Úlceras por presión, terapéutica, enfermería.

ABSTRACT

Pressure ulcers, also known as bedsores, are injuries that affect the skin and underlying tissues. These ulcers are very common in bedridden patients and are one of the most common in-hospital complications. In addition to proper treatment, prevention is a fundamental pillar in managing these types of injuries. The goal of this article is to gather information on the basic concepts of these injuries, as well as new lines of research on ulcers and alternative therapies currently under study.

KEY WORDS

Pressure ulcer, therapeutics, nursing.

DESARROLLO DEL TEMA

Las úlceras por presión o escaras son lesiones de la piel y tejidos subyacentes. Generalmente, son causadas por el efecto de una presión constante sobre un punto concreto. En consecuencia, disminuye o imposibilita el flujo sanguíneo del área o zona, generando daño celular y resultando en una lesión celular. Es muy común visualizar úlceras en pacientes con movilidad reducida, personas mayores con fragilidad tisular y enfermedades crónicas. El manejo integral de este tipo de lesiones es crucial para prevenir complicaciones1.

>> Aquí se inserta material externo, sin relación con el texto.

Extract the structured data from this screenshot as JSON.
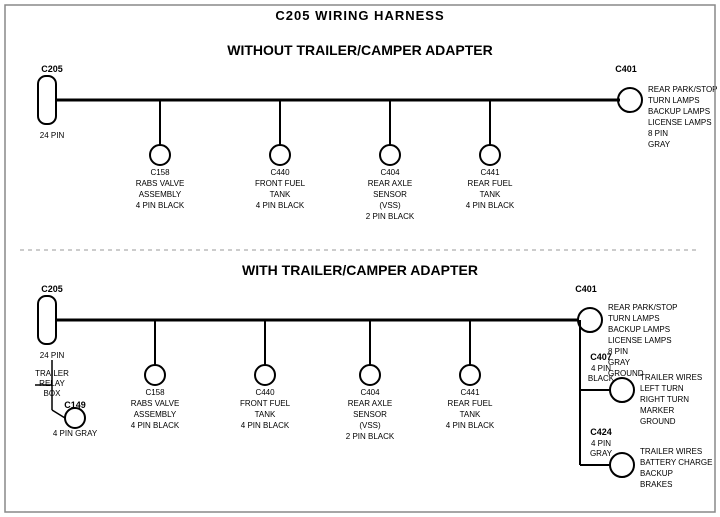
{
  "title": "C205 WIRING HARNESS",
  "section1": {
    "label": "WITHOUT TRAILER/CAMPER ADAPTER",
    "left_connector": {
      "name": "C205",
      "pins": "24 PIN"
    },
    "right_connector": {
      "name": "C401",
      "pins": "8 PIN",
      "color": "GRAY",
      "desc": "REAR PARK/STOP\nTURN LAMPS\nBACKUP LAMPS\nLICENSE LAMPS"
    },
    "connectors": [
      {
        "name": "C158",
        "desc": "RABS VALVE\nASSEMBLY\n4 PIN BLACK"
      },
      {
        "name": "C440",
        "desc": "FRONT FUEL\nTANK\n4 PIN BLACK"
      },
      {
        "name": "C404",
        "desc": "REAR AXLE\nSENSOR\n(VSS)\n2 PIN BLACK"
      },
      {
        "name": "C441",
        "desc": "REAR FUEL\nTANK\n4 PIN BLACK"
      }
    ]
  },
  "section2": {
    "label": "WITH TRAILER/CAMPER ADAPTER",
    "left_connector": {
      "name": "C205",
      "pins": "24 PIN"
    },
    "right_connector": {
      "name": "C401",
      "pins": "8 PIN",
      "color": "GRAY",
      "desc": "REAR PARK/STOP\nTURN LAMPS\nBACKUP LAMPS\nLICENSE LAMPS\nGROUND"
    },
    "trailer_relay": {
      "name": "TRAILER\nRELAY\nBOX"
    },
    "c149": {
      "name": "C149",
      "desc": "4 PIN GRAY"
    },
    "connectors": [
      {
        "name": "C158",
        "desc": "RABS VALVE\nASSEMBLY\n4 PIN BLACK"
      },
      {
        "name": "C440",
        "desc": "FRONT FUEL\nTANK\n4 PIN BLACK"
      },
      {
        "name": "C404",
        "desc": "REAR AXLE\nSENSOR\n(VSS)\n2 PIN BLACK"
      },
      {
        "name": "C441",
        "desc": "REAR FUEL\nTANK\n4 PIN BLACK"
      }
    ],
    "right_connectors": [
      {
        "name": "C407",
        "desc": "TRAILER WIRES\nLEFT TURN\nRIGHT TURN\nMARKER\nGROUND",
        "pins": "4 PIN\nBLACK"
      },
      {
        "name": "C424",
        "desc": "TRAILER WIRES\nBATTERY CHARGE\nBACKUP\nBRAKES",
        "pins": "4 PIN\nGRAY"
      }
    ]
  }
}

DEFINICIÓN Y CLASIFICACIÓN:

Definición según la OMS:

La Organización Mundial de la Salud (OMS) define las úlceras por presión (UPP) como «lesiones locales en la piel y/o tejidos subyacentes, generalmente sobre una prominencia ósea, que resultan de una presión prolongada combinada con fuerzas de cizallamiento». Es común visualizar este tipo de lesiones en pacientes ancianos, postquirúrgicos, con movilidad reducida o patologías crónicas1.

Clasificación:

Las úlceras por presión se clasifican según su gravedad y profundidad. La clasificación más aceptada es la propuesta por la National Pressure Injury Advisory Panel (NPIAP), que realiza cuatro divisiones1:

  • Grado I: Enrojecimiento de la piel que no desaparece cuando se elimina el factor que ejerce presión. No afecta a capas subyacentes y clínicamente la piel no presenta pérdida de integridad.
  • Grado II: Se observa pérdida en el grosor de la piel. Afecta a capas subyacentes, más específicamente la epidermis y la dermis. Además de la pérdida del grosor de la piel, se pueden visualizar ampollas o lesiones superficiales.
  • Grado III: En el grado III, se observa discontinuidad de la epidermis, pérdida total del grosor de la piel, lesión de la dermis y tejidos subyacentes. En la lesión se pueden observar zonas necróticas y un aumento progresivo de la extensión de la lesión.
  • Grado IV: Las úlceras de grado IV cursan con destrucción extensa de la epidermis, dermis y tejidos subyacentes, pudiendo afectar incluso a músculos y estructuras de soporte. El acceso de bacterias a estas áreas profundas puede dar lugar a infecciones graves2,3.

 

Además, las úlceras por presión pueden causar dolor, malestar general y fiebre entre otros.

ETIOLOGÍA:

El origen de las úlceras por presión resulta de la combinación de varios factores, entre los que distinguimos una un factor mecánico como puede ser una presión continuada y factores fisiológicos como, por ejemplo, patologías crónicas como la diabetes. Estos factores combinados dan lugar a una disminución del aporte sanguíneo, lo que resulta en una lesión celular1,4.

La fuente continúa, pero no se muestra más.